WOODS Why do we need trees? Learn the importance of trees. We need them to breathe, build homes and furniture. They are also important for animals and streams. Students will learn to identify a few species of trees and learn about pests and diseases that can affect our local tree species.

WETLAND What is a wetland? Wetlands are important parts of the landscape. They benefit people, fish and wildlife. They help improve local water quality, provide habitat for wildlife, and store floodwaters. Students will identify several wetland plants, explore wetland soil, and look for wildlife that make wetlands their home. Even when not in plain view, the animals can leave tracks behind. We will identify any clues we find!
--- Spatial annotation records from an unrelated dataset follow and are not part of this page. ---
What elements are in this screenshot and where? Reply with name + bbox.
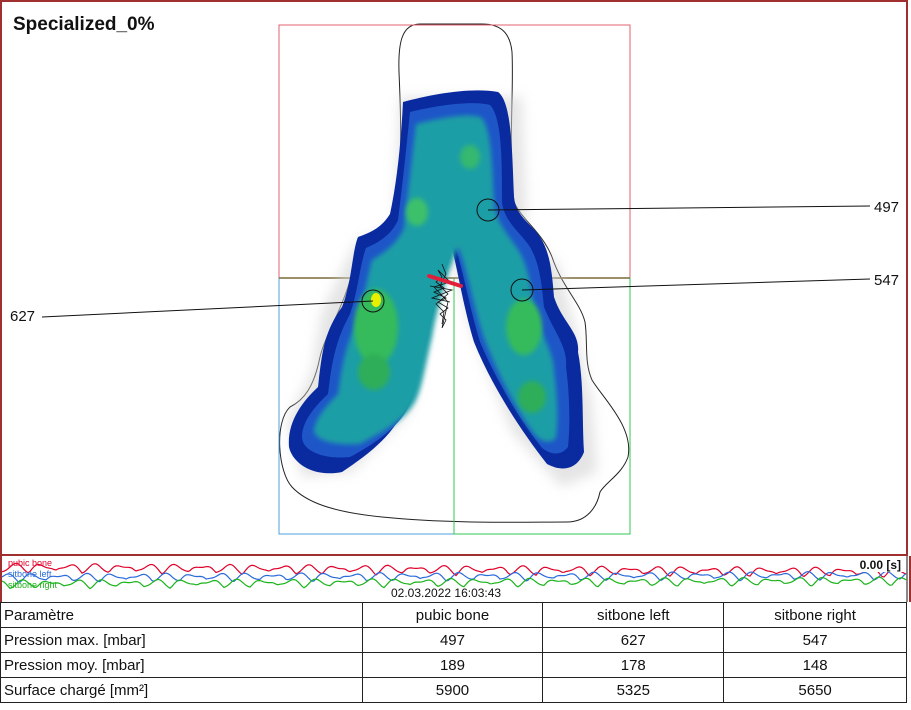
pressure-map <box>41 23 871 535</box>
table-row: Surface chargé [mm²] 5900 5325 5650 <box>0 677 907 703</box>
cell-value: 547 <box>723 627 907 653</box>
cell-value: 5650 <box>723 677 907 703</box>
legend-sitbone-right: sitbone right <box>8 580 58 590</box>
sitbone-left-value: 627 <box>10 308 36 325</box>
cell-value: 178 <box>542 652 725 678</box>
cell-value: 148 <box>723 652 907 678</box>
pressure-map-panel: Specialized_0% 497 627 547 <box>0 0 908 556</box>
row-label: Surface chargé [mm²] <box>0 677 363 703</box>
cell-value: 5900 <box>361 677 544 703</box>
pressure-hotspot <box>406 198 428 226</box>
header-sitbone-left: sitbone left <box>542 602 725 628</box>
pubic-bone-leader <box>487 205 871 211</box>
header-pubic-bone: pubic bone <box>361 602 544 628</box>
sitbone-right-value: 547 <box>874 272 900 289</box>
header-sitbone-right: sitbone right <box>723 602 907 628</box>
sitbone-right-leader <box>521 278 871 291</box>
row-label: Pression max. [mbar] <box>0 627 363 653</box>
pressure-peak <box>371 293 381 307</box>
pubic-bone-value: 497 <box>874 199 900 216</box>
pressure-hotspot <box>358 354 390 390</box>
pressure-hotspot <box>518 381 546 413</box>
cell-value: 5325 <box>542 677 725 703</box>
cell-value: 189 <box>361 652 544 678</box>
pressure-hotspot <box>460 145 480 169</box>
parameter-table: Paramètre pubic bone sitbone left sitbon… <box>0 602 907 703</box>
table-row: Pression max. [mbar] 497 627 547 <box>0 627 907 653</box>
legend-sitbone-left: sitbone left <box>8 569 52 579</box>
pressure-timeline[interactable]: pubic bone sitbone left sitbone right 0.… <box>0 556 911 602</box>
pressure-hotspot <box>506 299 542 355</box>
header-parameter: Paramètre <box>0 602 363 628</box>
cell-value: 497 <box>361 627 544 653</box>
row-label: Pression moy. [mbar] <box>0 652 363 678</box>
timeline-cursor-time: 0.00 [s] <box>857 558 903 572</box>
cell-value: 627 <box>542 627 725 653</box>
table-row: Pression moy. [mbar] 189 178 148 <box>0 652 907 678</box>
table-header-row: Paramètre pubic bone sitbone left sitbon… <box>0 602 907 628</box>
recording-timestamp: 02.03.2022 16:03:43 <box>391 586 502 600</box>
legend-pubic-bone: pubic bone <box>8 558 53 568</box>
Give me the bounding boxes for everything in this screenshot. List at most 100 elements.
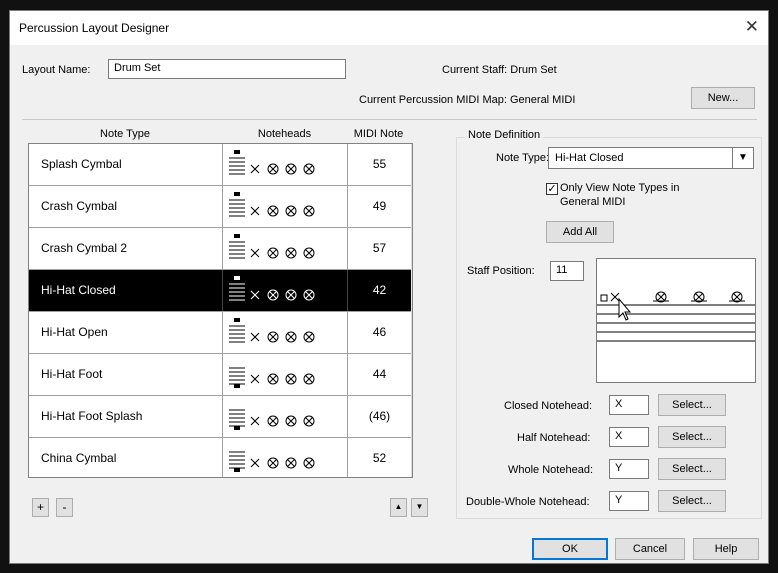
note-type-cell: Hi-Hat Closed	[29, 270, 223, 311]
current-midi-map-text: Current Percussion MIDI Map: General MID…	[359, 94, 576, 106]
midi-note-cell: 57	[348, 228, 411, 269]
table-row[interactable]: Hi-Hat Foot Splash (46)	[29, 396, 411, 438]
cancel-button[interactable]: Cancel	[615, 538, 685, 560]
note-type-name: Splash Cymbal	[41, 157, 122, 171]
new-button[interactable]: New...	[691, 87, 755, 109]
notehead-preview-icon	[229, 234, 315, 259]
ok-button[interactable]: OK	[532, 538, 608, 560]
midi-note-value: 44	[372, 367, 387, 381]
whole-notehead-label: Whole Notehead:	[508, 464, 593, 476]
double-whole-notehead-select-button[interactable]: Select...	[658, 490, 726, 512]
note-type-name: Hi-Hat Closed	[41, 283, 116, 297]
current-staff-text: Current Staff: Drum Set	[442, 64, 557, 76]
note-type-name: Crash Cymbal	[41, 199, 118, 213]
table-row[interactable]: Hi-Hat Foot 44	[29, 354, 411, 396]
double-whole-notehead-input[interactable]: Y	[609, 491, 649, 511]
notehead-preview-icon	[229, 318, 315, 343]
move-up-button[interactable]: ▲	[390, 498, 407, 517]
col-header-note-type: Note Type	[100, 128, 150, 140]
note-type-cell: Crash Cymbal	[29, 186, 223, 227]
note-type-cell: China Cymbal	[29, 438, 223, 477]
notehead-preview-icon	[229, 276, 315, 301]
midi-note-cell: 49	[348, 186, 411, 227]
notehead-preview-icon	[229, 451, 315, 472]
noteheads-cell	[223, 228, 348, 269]
midi-note-value: 57	[372, 241, 387, 255]
move-down-button[interactable]: ▼	[411, 498, 428, 517]
add-note-type-button[interactable]: +	[32, 498, 49, 517]
notehead-preview-icon	[229, 192, 315, 217]
table-row[interactable]: Splash Cymbal 55	[29, 144, 411, 186]
only-view-label-1: Only View Note Types in	[560, 182, 680, 194]
noteheads-cell	[223, 144, 348, 185]
staff-position-input[interactable]: 11	[550, 261, 584, 281]
title-bar: Percussion Layout Designer ✕	[10, 11, 768, 45]
half-notehead-select-button[interactable]: Select...	[658, 426, 726, 448]
col-header-midi-note: MIDI Note	[353, 128, 404, 140]
whole-notehead-input[interactable]: Y	[609, 459, 649, 479]
note-type-name: Hi-Hat Foot	[41, 367, 103, 381]
window-title: Percussion Layout Designer	[19, 21, 170, 35]
note-type-cell: Splash Cymbal	[29, 144, 223, 185]
midi-note-value: 55	[372, 157, 387, 171]
closed-notehead-label: Closed Notehead:	[504, 400, 593, 412]
table-row[interactable]: Hi-Hat Open 46	[29, 312, 411, 354]
close-icon[interactable]: ✕	[745, 17, 759, 37]
half-notehead-input[interactable]: X	[609, 427, 649, 447]
midi-note-cell: 55	[348, 144, 411, 185]
scroll-down-icon[interactable]: ▼	[412, 465, 413, 475]
only-view-checkbox[interactable]: ✓	[546, 183, 558, 195]
table-row[interactable]: China Cymbal 52	[29, 438, 411, 477]
note-type-cell: Crash Cymbal 2	[29, 228, 223, 269]
midi-note-value: (46)	[368, 409, 391, 423]
layout-name-input[interactable]: Drum Set	[108, 59, 346, 79]
noteheads-cell	[223, 396, 348, 437]
midi-note-cell: 46	[348, 312, 411, 353]
whole-notehead-select-button[interactable]: Select...	[658, 458, 726, 480]
table-row[interactable]: Crash Cymbal 2 57	[29, 228, 411, 270]
note-type-name: Hi-Hat Foot Splash	[41, 409, 143, 423]
note-type-name: Crash Cymbal 2	[41, 241, 128, 255]
percussion-layout-dialog: Percussion Layout Designer ✕ Layout Name…	[9, 10, 769, 564]
chevron-down-icon[interactable]: ▼	[732, 148, 753, 168]
double-whole-notehead-label: Double-Whole Notehead:	[466, 496, 590, 508]
noteheads-cell	[223, 354, 348, 395]
separator	[22, 119, 757, 120]
midi-note-value: 42	[372, 283, 387, 297]
half-notehead-label: Half Notehead:	[517, 432, 591, 444]
note-type-cell: Hi-Hat Foot	[29, 354, 223, 395]
note-type-name: China Cymbal	[41, 451, 117, 465]
help-button[interactable]: Help	[693, 538, 759, 560]
staff-preview-drawing	[597, 291, 755, 342]
table-row[interactable]: Crash Cymbal 49	[29, 186, 411, 228]
closed-notehead-input[interactable]: X	[609, 395, 649, 415]
remove-note-type-button[interactable]: -	[56, 498, 73, 517]
noteheads-cell	[223, 438, 348, 477]
note-type-value: Hi-Hat Closed	[555, 152, 624, 164]
note-type-label: Note Type:	[496, 152, 549, 164]
staff-position-label: Staff Position:	[467, 265, 535, 277]
scroll-up-icon[interactable]: ▲	[412, 146, 413, 156]
layout-name-label: Layout Name:	[22, 64, 91, 76]
note-type-select[interactable]: Hi-Hat Closed ▼	[548, 147, 754, 169]
midi-note-value: 46	[372, 325, 387, 339]
add-all-button[interactable]: Add All	[546, 221, 614, 243]
col-header-noteheads: Noteheads	[257, 128, 312, 140]
noteheads-cell	[223, 270, 348, 311]
midi-note-cell: 42	[348, 270, 411, 311]
note-type-name: Hi-Hat Open	[41, 325, 108, 339]
midi-note-value: 49	[372, 199, 387, 213]
only-view-label-2: General MIDI	[560, 196, 626, 208]
table-scrollbar[interactable]: ▲ ▼	[411, 144, 413, 477]
note-definition-title: Note Definition	[465, 129, 544, 141]
midi-note-cell: 44	[348, 354, 411, 395]
noteheads-cell	[223, 186, 348, 227]
closed-notehead-select-button[interactable]: Select...	[658, 394, 726, 416]
notehead-preview-icon	[229, 150, 315, 175]
note-type-table[interactable]: Splash Cymbal 55 Crash Cymbal 49 Crash Cymba…	[28, 143, 413, 478]
noteheads-cell	[223, 312, 348, 353]
table-row[interactable]: Hi-Hat Closed 42	[29, 270, 411, 312]
note-type-cell: Hi-Hat Open	[29, 312, 223, 353]
midi-note-value: 52	[372, 451, 387, 465]
note-type-cell: Hi-Hat Foot Splash	[29, 396, 223, 437]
TURTLE TALK! (May and June)

Turtles are awesome reptiles. Students will learn the difference between turtles and tortoises with help from our non-native friend Franklin the tortoise. We will learn about and explore the habitat of different species of turtles in Pennsylvania, such as the Common Snapping Turtle, Eastern Box Turtle, and Wood Turtle to name a few. You can help the turtles that call Pennsylvania home by protecting their homes from habitat destruction, helping turtles cross the road safely, and when you see a turtle take a picture, don’t pick it up!